The Data ‘Explosion’ is real

In a recently published research called Ascent Journey 2016, the Atos Scientific Community considers the massive growth in data and storage as an important trend in IT.

Whilst the concept of Big Data has been around for a number of years and is relatively well understood, it is now becoming clear that everything we do is leaving a trail of data that can be analyzed and used.

Examples include the payments we make on a credit card, the books we read on an e-reader and our energy use by driving an electric car. This will lead to a new era of Total Data that, in turn, will lead to new business models, services and economic growth.

We don't yet understand all the implications of this – for businesses and society – but organizations that are able to harness and make sense of the vast quantities of heterogeneous data from disparate sources will gain valuable insights into market trends and opportunities.

An 'Ecosystem' of new management tools is taking shape, covering the various layers of the data stack in the enterprise and capable of delivering a 'Total Data' approach.

The technology that supports the Information Management Lifecycle in the enterprise is going through a profound change, due to the emergence of new solutions, many from open source background (NoSQL databases, Hadoop, analytical tools like R, visualization tools). To enable the 'Total Data' environment, the new technologies need to connect into and partly replace traditional technologies.

  • In some scenarios, data must be obtained, processed and correlated with insights being derived and actions initiated as close to real time as possible.

Yesterday's data is not interesting unless it helps predict tomorrow. Yesterday's traffic report isn't helpful in plotting a journey today unless it is known to represent today's pattern as well, and combined with other data can improve future congestion. Pattern Based Strategy enables huge amounts of historical data to be analyzed for previously invisible patterns. These patterns give us the power to start predicting what is likely to happen in the future, so we can plan and improve, both in real-time and in non-real time scenario-planning. For example, real time predictive analysis will plot the route for transporting donor organs across a city safely and quickly, continuously adapting the route to changes in the traffic patterns as they are happening. Another example is a country to make compliance recommendations (and potentially becoming a legal requirement) to companies for maintenance regimes for their infrastructures or industry plants using analytics on historic data and thus establishing an automated "what are the lessons learned" process.

  • Everything will be digital and everything will be connected.

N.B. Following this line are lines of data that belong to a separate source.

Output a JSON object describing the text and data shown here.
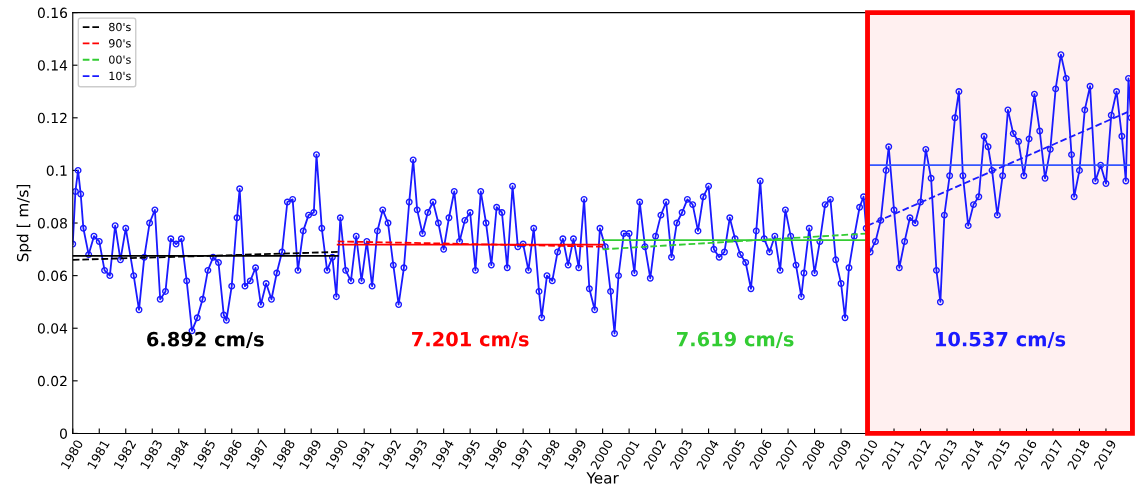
{
  "chart_data": {
    "type": "line",
    "xlabel": "Year",
    "ylabel": "Spd [ m/s]",
    "xlim": [
      1980,
      2020
    ],
    "ylim": [
      0,
      0.16
    ],
    "xticks": [
      1980,
      1981,
      1982,
      1983,
      1984,
      1985,
      1986,
      1987,
      1988,
      1989,
      1990,
      1991,
      1992,
      1993,
      1994,
      1995,
      1996,
      1997,
      1998,
      1999,
      2000,
      2001,
      2002,
      2003,
      2004,
      2005,
      2006,
      2007,
      2008,
      2009,
      2010,
      2011,
      2012,
      2013,
      2014,
      2015,
      2016,
      2017,
      2018,
      2019
    ],
    "yticks": [
      0,
      0.02,
      0.04,
      0.06,
      0.08,
      0.1,
      0.12,
      0.14,
      0.16
    ],
    "legend": "top left",
    "grid": false,
    "series": [
      {
        "color": "#1a1aff",
        "marker": "circle",
        "line_style": "solid",
        "x": [
          1980.0,
          1980.1,
          1980.2,
          1980.3,
          1980.4,
          1980.6,
          1980.8,
          1981.0,
          1981.2,
          1981.4,
          1981.6,
          1981.8,
          1982.0,
          1982.3,
          1982.5,
          1982.7,
          1982.9,
          1983.1,
          1983.3,
          1983.5,
          1983.7,
          1983.9,
          1984.1,
          1984.3,
          1984.5,
          1984.7,
          1984.9,
          1985.1,
          1985.3,
          1985.5,
          1985.7,
          1985.8,
          1986.0,
          1986.2,
          1986.3,
          1986.5,
          1986.7,
          1986.9,
          1987.1,
          1987.3,
          1987.5,
          1987.7,
          1987.9,
          1988.1,
          1988.3,
          1988.5,
          1988.7,
          1988.9,
          1989.1,
          1989.2,
          1989.4,
          1989.6,
          1989.8,
          1989.95,
          1990.1,
          1990.3,
          1990.5,
          1990.7,
          1990.9,
          1991.1,
          1991.3,
          1991.5,
          1991.7,
          1991.9,
          1992.1,
          1992.3,
          1992.5,
          1992.7,
          1992.85,
          1993.0,
          1993.2,
          1993.4,
          1993.6,
          1993.8,
          1994.0,
          1994.2,
          1994.4,
          1994.6,
          1994.8,
          1995.0,
          1995.2,
          1995.4,
          1995.6,
          1995.8,
          1996.0,
          1996.2,
          1996.4,
          1996.6,
          1996.8,
          1997.0,
          1997.2,
          1997.4,
          1997.6,
          1997.7,
          1997.9,
          1998.1,
          1998.3,
          1998.5,
          1998.7,
          1998.9,
          1999.1,
          1999.3,
          1999.5,
          1999.7,
          1999.9,
          2000.1,
          2000.3,
          2000.45,
          2000.6,
          2000.8,
          2001.0,
          2001.2,
          2001.4,
          2001.6,
          2001.8,
          2002.0,
          2002.2,
          2002.4,
          2002.6,
          2002.8,
          2003.0,
          2003.2,
          2003.4,
          2003.6,
          2003.8,
          2004.0,
          2004.2,
          2004.4,
          2004.6,
          2004.8,
          2005.0,
          2005.2,
          2005.4,
          2005.6,
          2005.8,
          2005.95,
          2006.1,
          2006.3,
          2006.5,
          2006.7,
          2006.9,
          2007.1,
          2007.3,
          2007.5,
          2007.6,
          2007.8,
          2008.0,
          2008.2,
          2008.4,
          2008.6,
          2008.8,
          2009.0,
          2009.15,
          2009.3,
          2009.5,
          2009.7,
          2009.85,
          2009.95,
          2010.1,
          2010.3,
          2010.5,
          2010.7,
          2010.8,
          2011.0,
          2011.2,
          2011.4,
          2011.6,
          2011.8,
          2012.0,
          2012.2,
          2012.4,
          2012.6,
          2012.75,
          2012.9,
          2013.1,
          2013.3,
          2013.45,
          2013.6,
          2013.8,
          2014.0,
          2014.2,
          2014.4,
          2014.55,
          2014.7,
          2014.9,
          2015.1,
          2015.3,
          2015.5,
          2015.7,
          2015.9,
          2016.1,
          2016.3,
          2016.5,
          2016.7,
          2016.9,
          2017.1,
          2017.3,
          2017.5,
          2017.7,
          2017.8,
          2018.0,
          2018.2,
          2018.4,
          2018.6,
          2018.8,
          2019.0,
          2019.2,
          2019.4,
          2019.6,
          2019.75,
          2019.85,
          2019.95
        ],
        "values": [
          0.072,
          0.092,
          0.1,
          0.091,
          0.078,
          0.068,
          0.075,
          0.073,
          0.062,
          0.06,
          0.079,
          0.066,
          0.078,
          0.06,
          0.047,
          0.067,
          0.08,
          0.085,
          0.051,
          0.054,
          0.074,
          0.072,
          0.074,
          0.058,
          0.039,
          0.044,
          0.051,
          0.062,
          0.067,
          0.065,
          0.045,
          0.043,
          0.056,
          0.082,
          0.093,
          0.056,
          0.058,
          0.063,
          0.049,
          0.057,
          0.051,
          0.061,
          0.069,
          0.088,
          0.089,
          0.062,
          0.077,
          0.083,
          0.084,
          0.106,
          0.078,
          0.062,
          0.067,
          0.052,
          0.082,
          0.062,
          0.058,
          0.075,
          0.058,
          0.073,
          0.056,
          0.077,
          0.085,
          0.08,
          0.064,
          0.049,
          0.063,
          0.088,
          0.104,
          0.085,
          0.076,
          0.084,
          0.088,
          0.08,
          0.07,
          0.082,
          0.092,
          0.073,
          0.081,
          0.084,
          0.062,
          0.092,
          0.08,
          0.064,
          0.086,
          0.084,
          0.063,
          0.094,
          0.071,
          0.072,
          0.062,
          0.078,
          0.054,
          0.044,
          0.06,
          0.058,
          0.069,
          0.074,
          0.064,
          0.074,
          0.063,
          0.089,
          0.055,
          0.047,
          0.078,
          0.071,
          0.054,
          0.038,
          0.06,
          0.076,
          0.076,
          0.061,
          0.088,
          0.071,
          0.059,
          0.075,
          0.083,
          0.088,
          0.067,
          0.08,
          0.084,
          0.089,
          0.087,
          0.077,
          0.09,
          0.094,
          0.07,
          0.067,
          0.069,
          0.082,
          0.074,
          0.068,
          0.065,
          0.055,
          0.077,
          0.096,
          0.074,
          0.069,
          0.075,
          0.062,
          0.085,
          0.075,
          0.064,
          0.052,
          0.061,
          0.078,
          0.061,
          0.073,
          0.087,
          0.089,
          0.066,
          0.057,
          0.044,
          0.063,
          0.075,
          0.086,
          0.09,
          0.078,
          0.069,
          0.073,
          0.081,
          0.1,
          0.109,
          0.085,
          0.063,
          0.073,
          0.082,
          0.08,
          0.088,
          0.108,
          0.097,
          0.062,
          0.05,
          0.083,
          0.098,
          0.12,
          0.13,
          0.098,
          0.079,
          0.087,
          0.09,
          0.113,
          0.109,
          0.1,
          0.083,
          0.098,
          0.123,
          0.114,
          0.111,
          0.098,
          0.112,
          0.129,
          0.115,
          0.097,
          0.108,
          0.131,
          0.144,
          0.135,
          0.106,
          0.09,
          0.1,
          0.123,
          0.132,
          0.096,
          0.102,
          0.095,
          0.121,
          0.13,
          0.113,
          0.096,
          0.135,
          0.12
        ]
      },
      {
        "color": "#000000",
        "line_style": "solid",
        "marker": "none",
        "x": [
          1980,
          1990
        ],
        "values": [
          0.0675,
          0.0675
        ]
      },
      {
        "color": "#ff0000",
        "line_style": "solid",
        "marker": "none",
        "x": [
          1990,
          2000
        ],
        "values": [
          0.0718,
          0.0718
        ]
      },
      {
        "color": "#33cc33",
        "line_style": "solid",
        "marker": "none",
        "x": [
          2000,
          2010
        ],
        "values": [
          0.0735,
          0.0735
        ]
      },
      {
        "color": "#3355ff",
        "line_style": "solid",
        "marker": "none",
        "x": [
          2010,
          2020
        ],
        "values": [
          0.102,
          0.102
        ]
      },
      {
        "name": "80's",
        "color": "#000000",
        "line_style": "dashed",
        "marker": "none",
        "x": [
          1980,
          1990
        ],
        "values": [
          0.066,
          0.069
        ]
      },
      {
        "name": "90's",
        "color": "#ff0000",
        "line_style": "dashed",
        "marker": "none",
        "x": [
          1990,
          2000
        ],
        "values": [
          0.073,
          0.071
        ]
      },
      {
        "name": "00's",
        "color": "#33cc33",
        "line_style": "dashed",
        "marker": "none",
        "x": [
          2000,
          2010
        ],
        "values": [
          0.07,
          0.076
        ]
      },
      {
        "name": "10's",
        "color": "#1a1aff",
        "line_style": "dashed",
        "marker": "none",
        "x": [
          2010,
          2020
        ],
        "values": [
          0.079,
          0.123
        ]
      }
    ],
    "bands": [
      {
        "axis": "x",
        "from": 2010,
        "to": 2020,
        "color": "#ff0000"
      }
    ],
    "annotations": [
      "6.892 cm/s",
      "7.201 cm/s",
      "7.619 cm/s",
      "10.537 cm/s"
    ]
  }
}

Everything will be captured; "your life is becoming a video" – you can even replay your actions, thoughts and analyse in various forms and for multiple purposes (see http://quantifiedself.com/ for example); this is not only becoming possible for peoples life's, but anything that can be measured can be tracked, traced and put in a digital context for analysis. The ability of businesses to process this wealth of information is still unclear. What these developments – and others related such as 3-D printers and cognitive computers that will be able to replicate smell and touch for their users – mean for society, laws and concepts such as individual privacy need to be reassessed and will prove a huge challenge to governments, businesses and individuals in the 21st Century; for example long-established laws and concepts such as individual privacy need to be reassessed.

  • After an initial confusion phase, traditional and 'Big Data' orientated approaches to analytics will converge in a unified 'Total Data' platform.

Big data relies on its sister technologies of optimized IT networks, rapid mobilization communication tools and cloud computing. Data Analytics as a Service could emerge from a combination of Big Data, Pattern Based Strategy and Cloud technologies. Business performance can improve in areas such as increased forecasting and enhanced automation capabilities and buildt new business propositions upon the discoveries they can do using Total Data as a source of undiscovered information.